In actual scenarios, tied rankings often occur. The general way to deal with this situation is to perform weighting processing if a tied ranking is found.

For example, we now sort products based on sales price.

003.RankxPrice =
RANKX ( ALLSELECTED ( 'Dim_Product' ), [001.Price],, ASC )

The result is as follows:

To resolve tie rankings, we chose to weight product unit costs.

004.RankxPriceCost =
RANKX (
    ALLSELECTED ( 'Dim_Product' ),
    [001.Price]
         + RANKX ( ALLSELECTED ( 'Dim_Product' ), [002.Cost],, ASC ) / 10000,
    ,
    ASC
)

The result is as follows:

The writing method has a loss on performance. With the Rank function, we can change the writing method.

005.RankPriceCost =
RANK (
    ALLSELECTED ( 'Dim_Product' ),
    ORDERBY ( [001.Price], ASC, [002.Cost], ASC )
)

The result is as follows:

Compared with Rankx’s writing method, it is undoubtedly much simpler.

PS:

Friends who are good at SQL can easily find that Microsoft transplanted the Rank function in SQL to DAX. There are differences in writing methods, but the core is basically the same.

③.Performance

Let’s compare the execution performance of the Rankx function and the Rank function in the two scenarios respectively.

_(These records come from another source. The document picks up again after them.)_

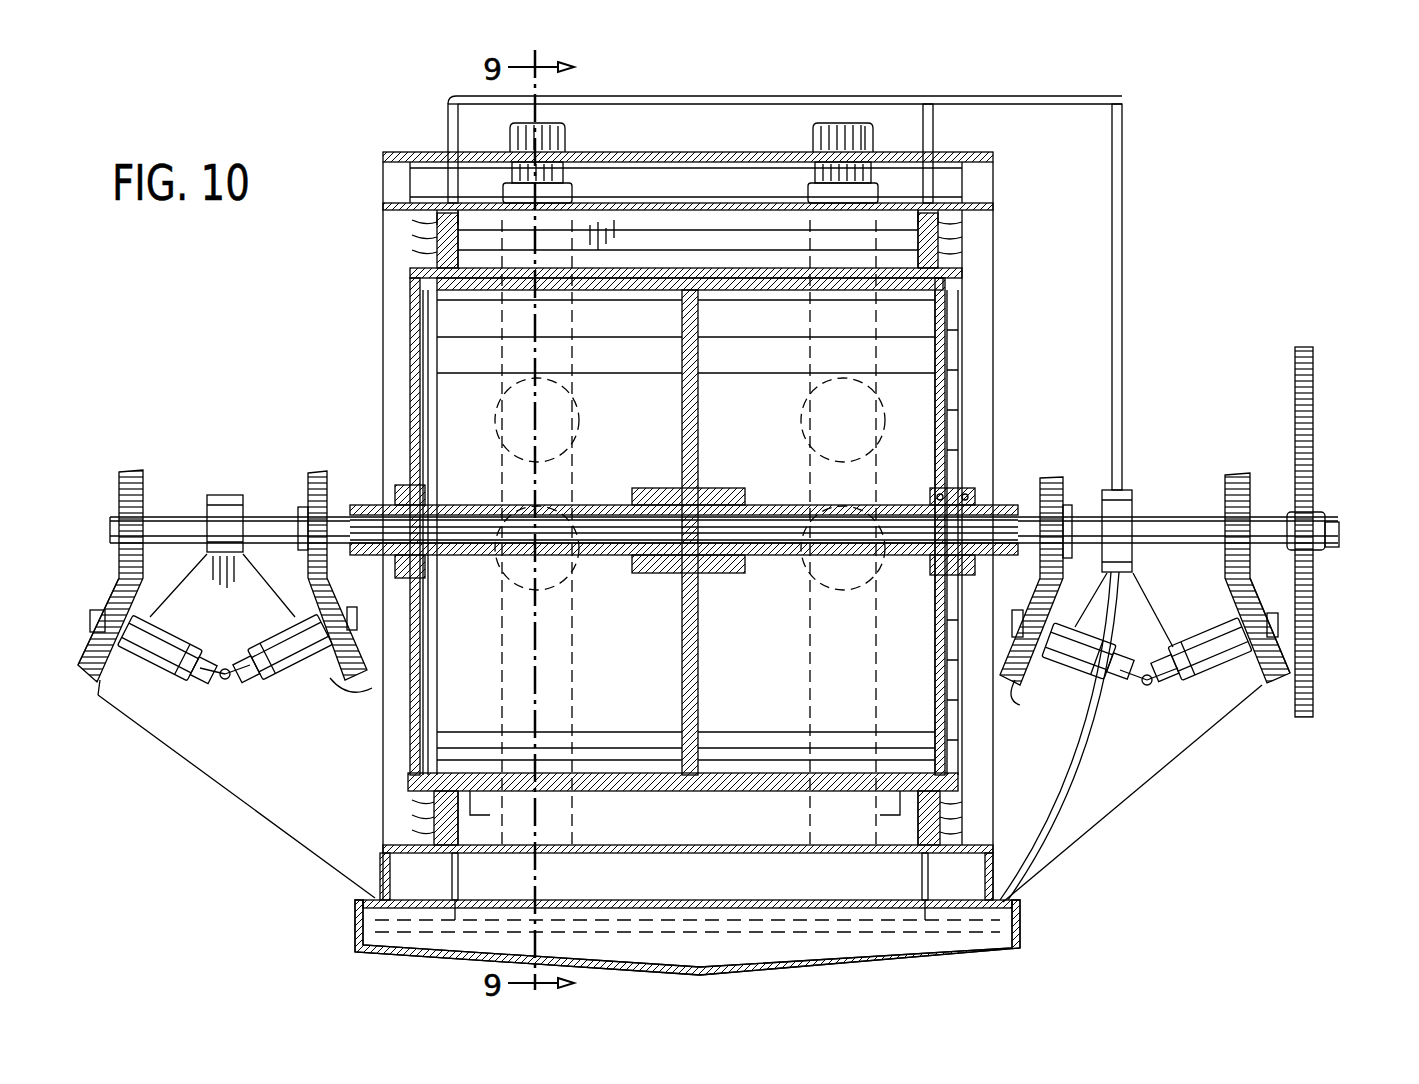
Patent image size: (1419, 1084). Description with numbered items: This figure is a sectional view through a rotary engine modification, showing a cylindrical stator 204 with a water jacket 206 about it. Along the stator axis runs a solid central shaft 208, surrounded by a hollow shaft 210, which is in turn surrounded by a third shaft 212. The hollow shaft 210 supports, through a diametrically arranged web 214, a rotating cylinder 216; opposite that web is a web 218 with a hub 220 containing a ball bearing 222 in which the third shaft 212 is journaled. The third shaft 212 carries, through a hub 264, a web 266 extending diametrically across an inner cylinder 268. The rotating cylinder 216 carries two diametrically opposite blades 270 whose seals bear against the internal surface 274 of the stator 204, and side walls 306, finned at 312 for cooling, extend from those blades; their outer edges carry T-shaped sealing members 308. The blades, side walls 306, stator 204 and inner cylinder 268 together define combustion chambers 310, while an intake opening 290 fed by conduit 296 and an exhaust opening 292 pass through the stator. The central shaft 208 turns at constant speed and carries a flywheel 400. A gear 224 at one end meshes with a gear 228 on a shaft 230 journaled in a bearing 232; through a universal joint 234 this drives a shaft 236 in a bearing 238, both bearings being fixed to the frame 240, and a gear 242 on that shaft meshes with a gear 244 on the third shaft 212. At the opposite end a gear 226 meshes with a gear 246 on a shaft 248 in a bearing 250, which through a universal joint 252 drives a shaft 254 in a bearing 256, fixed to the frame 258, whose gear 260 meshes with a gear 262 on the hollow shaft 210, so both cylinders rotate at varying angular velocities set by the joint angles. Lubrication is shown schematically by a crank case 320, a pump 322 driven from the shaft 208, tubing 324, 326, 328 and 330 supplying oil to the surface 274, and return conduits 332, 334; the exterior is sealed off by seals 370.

The stator 204 is at (720, 203).
The water jacket 206 is at (672, 152).
The solid central shaft 208 is at (760, 555).
The hollow shaft 210 is at (380, 512).
The third shaft 212 is at (705, 488).
The web 214 is at (410, 440).
The rotating cylinder 216 is at (507, 268).
The web 218 is at (945, 445).
The hub 220 is at (965, 488).
The ball bearing 222 is at (935, 488).
The gear 224 is at (1238, 473).
The gear 226 is at (128, 479).
The gear 228 is at (1290, 673).
The shaft 230 is at (1280, 616).
The bearing 232 is at (1195, 667).
The universal joint 234 is at (1147, 687).
The shaft 236 is at (1125, 667).
The bearing 238 is at (1078, 662).
The frame 240 is at (1140, 796).
The gear 242 is at (1015, 701).
The gear 244 is at (1048, 478).
The gear 246 is at (118, 583).
The shaft 248 is at (92, 619).
The bearing 250 is at (142, 674).
The universal joint 252 is at (230, 690).
The shaft 254 is at (228, 668).
The bearing 256 is at (278, 670).
The frame 258 is at (196, 769).
The gear 260 is at (360, 696).
The gear 262 is at (312, 473).
The hub 264 is at (650, 488).
The web 266 is at (682, 406).
The cylinder 268 is at (578, 290).
The blades 270 is at (640, 230).
The internal surface 274 is at (690, 226).
The intake opening 290 is at (565, 381).
The exhaust opening 292 is at (565, 606).
The conduit 296 is at (555, 136).
The side walls 306 is at (918, 246).
The sealing members 308 is at (437, 215).
The combustion chambers 310 is at (697, 310).
The fins 312 is at (412, 234).
The crank case 320 is at (1020, 919).
The pump 322 is at (1132, 490).
The tubing 324 is at (1060, 826).
The tubing 326 is at (1122, 176).
The tubing 328 is at (933, 134).
The tubing 330 is at (448, 132).
The conduit 332 is at (458, 876).
The conduit 334 is at (922, 881).
The seals 370 is at (455, 290).
The flywheel 400 is at (1313, 386).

It can be seen with the naked eye that there is not much difference between the two in dealing with floating point arithmetic problems.

In dealing with the problem of tied rankings, the performance of the Rank function is higher than that of the Rankx function.

In addition to the above three questions, there are also related absolute rankings, relative rankings, and within-group rankings. White Tea will not be detailed here. Interested friends can test it by themselves.